摘 要:中国威士忌在继承传统工艺的基础上,通过本土原料、酵母菌种、橡木桶选择及储存工艺的创新,逐步构建了具有地域特色的风味体系。系统梳理了中国威士忌风味研究的现状,重点分析其风味物质的组成与形成机制,包括酯类、醇类、酸类、醛类及其他风味化合物在发酵、蒸馏和陈酿过程中的动态变化,并探讨橡木桶类型、原料选择、陈酿工艺、酵母菌株及蒸馏技术对风味特征的影响。结果表明,酯类和醇类是风味核心成分,其中酯类随陈酿时间延长显著影响香气复杂度,醇类则因原料与工艺差异呈现地域多样性;橡木桶通过木质素降解赋予香草醛、丁香醛等特征风味,而国产蒙古栎桶的应用进一步凸显东方檀香特色;谷物原料的多样化选择与酵母菌株的协同代谢为风味创新提供了基础。此外,蒸馏方式对挥发性物质的保留与分离具有显著差异,直接影响最终风味层次。研究旨在为整合现有研究成果,优化国产威士忌风味品质、推动标准化生产及提升国际竞争力提供科学依据与技术参考,同时指出未来需加强跨学科合作、建立本土风味数据库,并探索创新陈酿技术与原料适应性研究。

关键词:中国威士忌; 风味形成机制; 挥发性化合物; 发酵工艺; 本土原料

威士忌是以谷物或麦芽为主要原料,经发酵、蒸馏和陈酿等工艺制成的蒸馏酒,其独特风味深受消费者喜爱。GB/T 11857—2008《威士忌》规定,威士忌需在木桶中陈酿且时间不少于2年[1],这一关键步骤为酒体风味的醇化与成熟提供了坚实的保障。

近年来,随着消费升级、年轻消费群体崛起个性化、多元化的酒类产品需求增加,纵观全球主要威士忌产区,其风味特色鲜明各异:苏格兰威士忌以泥煤味著称,不同产区风格各异,如艾雷岛的浓郁烟熏与碘酒味、斯佩塞的香草花香和果香味、高地的复杂多变味等;美国波旁威士忌以玉米原料带来甜味,搭配新橡木桶的香草焦糖风味;日本威士忌兼具苏格兰传统与精致口感,常有水果香料气味;加拿大威士忌口感轻盈,以谷物甜味和香料味为主;澳大利亚和印度威士忌分别带有热带水果与香料味及浓郁谷物风味;中国威士忌在原料选择、酿造工艺及桶中陈酿技术等方面不断突破,但其风味特色尚在探索中。因此确定中国威士忌的风味特征及其形成机制,对提升中国威士忌的品质和市场竞争力意义重大。

目前,中国威士忌的研究主要致力于改良发酵条件、蒸馏技术以及陈酿工艺,以提升威士忌的品质和风味稳定性。例如,通过筛选和培育本土特色微生物菌株,优化发酵过程中的微生物群落结构,从而影响代谢产物的种类和含量,赋予威士忌独特的风味。在蒸馏环节,探索不同的蒸馏设备和参数组合,以精准控制馏分的成分和风味特征。在陈酿工艺方面,除了研究传统橡木桶的使用,还积极探索国产橡木桶以及其他特色容器的应用,为中国威士忌的风味增添了独特魅力。

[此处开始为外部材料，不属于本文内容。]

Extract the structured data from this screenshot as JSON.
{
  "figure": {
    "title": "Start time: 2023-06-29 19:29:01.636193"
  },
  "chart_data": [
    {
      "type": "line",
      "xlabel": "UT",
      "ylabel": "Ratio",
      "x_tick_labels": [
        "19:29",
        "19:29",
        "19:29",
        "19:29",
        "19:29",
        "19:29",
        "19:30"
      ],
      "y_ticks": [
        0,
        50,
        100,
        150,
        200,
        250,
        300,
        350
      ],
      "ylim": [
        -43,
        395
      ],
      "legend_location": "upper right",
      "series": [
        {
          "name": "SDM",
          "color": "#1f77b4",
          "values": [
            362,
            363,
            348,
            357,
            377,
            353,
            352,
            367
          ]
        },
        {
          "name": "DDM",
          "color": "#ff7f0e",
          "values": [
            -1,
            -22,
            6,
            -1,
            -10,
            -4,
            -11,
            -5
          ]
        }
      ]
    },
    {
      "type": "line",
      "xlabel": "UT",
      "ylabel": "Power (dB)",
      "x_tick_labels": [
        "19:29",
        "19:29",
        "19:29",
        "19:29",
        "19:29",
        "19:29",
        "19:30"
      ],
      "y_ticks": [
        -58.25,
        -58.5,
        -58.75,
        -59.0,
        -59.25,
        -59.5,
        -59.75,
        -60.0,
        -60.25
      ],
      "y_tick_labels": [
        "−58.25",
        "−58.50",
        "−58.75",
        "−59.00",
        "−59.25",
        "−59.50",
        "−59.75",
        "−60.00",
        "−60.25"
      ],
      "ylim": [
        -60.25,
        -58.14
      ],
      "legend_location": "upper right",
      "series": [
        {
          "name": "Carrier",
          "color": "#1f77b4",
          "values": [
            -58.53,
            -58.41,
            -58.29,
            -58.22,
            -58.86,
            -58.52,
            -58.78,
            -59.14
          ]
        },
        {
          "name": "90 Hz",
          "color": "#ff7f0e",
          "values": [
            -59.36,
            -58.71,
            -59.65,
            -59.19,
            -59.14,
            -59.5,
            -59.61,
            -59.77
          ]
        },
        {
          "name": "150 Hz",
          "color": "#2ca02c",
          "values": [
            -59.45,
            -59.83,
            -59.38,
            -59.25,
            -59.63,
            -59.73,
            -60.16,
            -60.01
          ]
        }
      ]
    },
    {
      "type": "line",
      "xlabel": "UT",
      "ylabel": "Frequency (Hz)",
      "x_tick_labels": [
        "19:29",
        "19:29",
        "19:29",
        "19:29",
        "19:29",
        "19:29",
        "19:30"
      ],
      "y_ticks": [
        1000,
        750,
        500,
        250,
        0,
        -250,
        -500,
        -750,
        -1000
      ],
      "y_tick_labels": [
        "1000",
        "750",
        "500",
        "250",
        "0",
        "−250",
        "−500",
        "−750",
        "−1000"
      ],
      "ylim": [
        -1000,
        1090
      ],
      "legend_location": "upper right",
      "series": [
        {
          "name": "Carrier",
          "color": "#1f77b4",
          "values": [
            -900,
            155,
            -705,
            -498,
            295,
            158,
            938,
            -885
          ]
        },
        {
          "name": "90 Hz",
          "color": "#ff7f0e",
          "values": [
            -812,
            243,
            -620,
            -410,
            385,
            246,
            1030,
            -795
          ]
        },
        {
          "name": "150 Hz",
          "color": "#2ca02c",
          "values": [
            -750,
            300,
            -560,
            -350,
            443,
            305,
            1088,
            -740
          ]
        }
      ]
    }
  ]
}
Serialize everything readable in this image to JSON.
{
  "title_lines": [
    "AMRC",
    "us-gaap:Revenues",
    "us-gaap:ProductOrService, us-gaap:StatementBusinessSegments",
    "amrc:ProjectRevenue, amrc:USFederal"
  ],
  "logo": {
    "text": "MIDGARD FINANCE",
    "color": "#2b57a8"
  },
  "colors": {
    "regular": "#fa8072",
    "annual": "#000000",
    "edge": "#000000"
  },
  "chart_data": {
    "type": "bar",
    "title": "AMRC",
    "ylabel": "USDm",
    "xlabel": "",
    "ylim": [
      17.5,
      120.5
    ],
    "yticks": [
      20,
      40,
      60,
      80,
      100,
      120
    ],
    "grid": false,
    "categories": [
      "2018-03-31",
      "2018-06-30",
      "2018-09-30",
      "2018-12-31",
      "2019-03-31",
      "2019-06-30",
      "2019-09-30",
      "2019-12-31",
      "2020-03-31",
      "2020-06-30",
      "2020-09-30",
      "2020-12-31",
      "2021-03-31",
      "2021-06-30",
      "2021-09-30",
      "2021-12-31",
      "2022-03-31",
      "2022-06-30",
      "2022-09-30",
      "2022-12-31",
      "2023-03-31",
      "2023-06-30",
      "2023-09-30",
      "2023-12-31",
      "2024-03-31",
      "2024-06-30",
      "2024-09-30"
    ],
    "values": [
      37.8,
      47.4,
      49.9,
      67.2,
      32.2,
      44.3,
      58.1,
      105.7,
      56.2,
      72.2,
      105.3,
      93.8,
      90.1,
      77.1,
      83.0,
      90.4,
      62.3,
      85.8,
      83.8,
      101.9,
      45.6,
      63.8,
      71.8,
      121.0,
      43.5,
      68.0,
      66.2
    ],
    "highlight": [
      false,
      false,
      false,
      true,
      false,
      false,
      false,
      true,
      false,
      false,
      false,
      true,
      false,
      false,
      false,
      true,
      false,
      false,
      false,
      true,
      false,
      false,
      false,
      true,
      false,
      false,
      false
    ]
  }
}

然而,相较于国际威士忌研究的蓬勃态势,目前针对中国威士忌风味的系统性研究仍处于起步阶段。鉴于此,本研究从产业发展现状、风味物质组成及形成机制和影响因素等方面介绍了中国威士忌风味的研究进展,为探究国产威士忌风味形成机制提供科学依据,助力中国威士忌产业在风味研发领域的进步与发展。

1 中国威士忌产业发展现状

中国威士忌产业近年来发展迅速,在市场规模、产能产量和市场竞争格局等方面呈现出独特的发展现状。据中国酒业协会统计,2013—2023年,中国威士忌市场规模增长4.2倍,2023年达55亿元,同比增长10%。其中,北京、上海、广州等中国一线和部分新一线城市(深圳、成都、厦门等)是威士忌消费的核心市场[2]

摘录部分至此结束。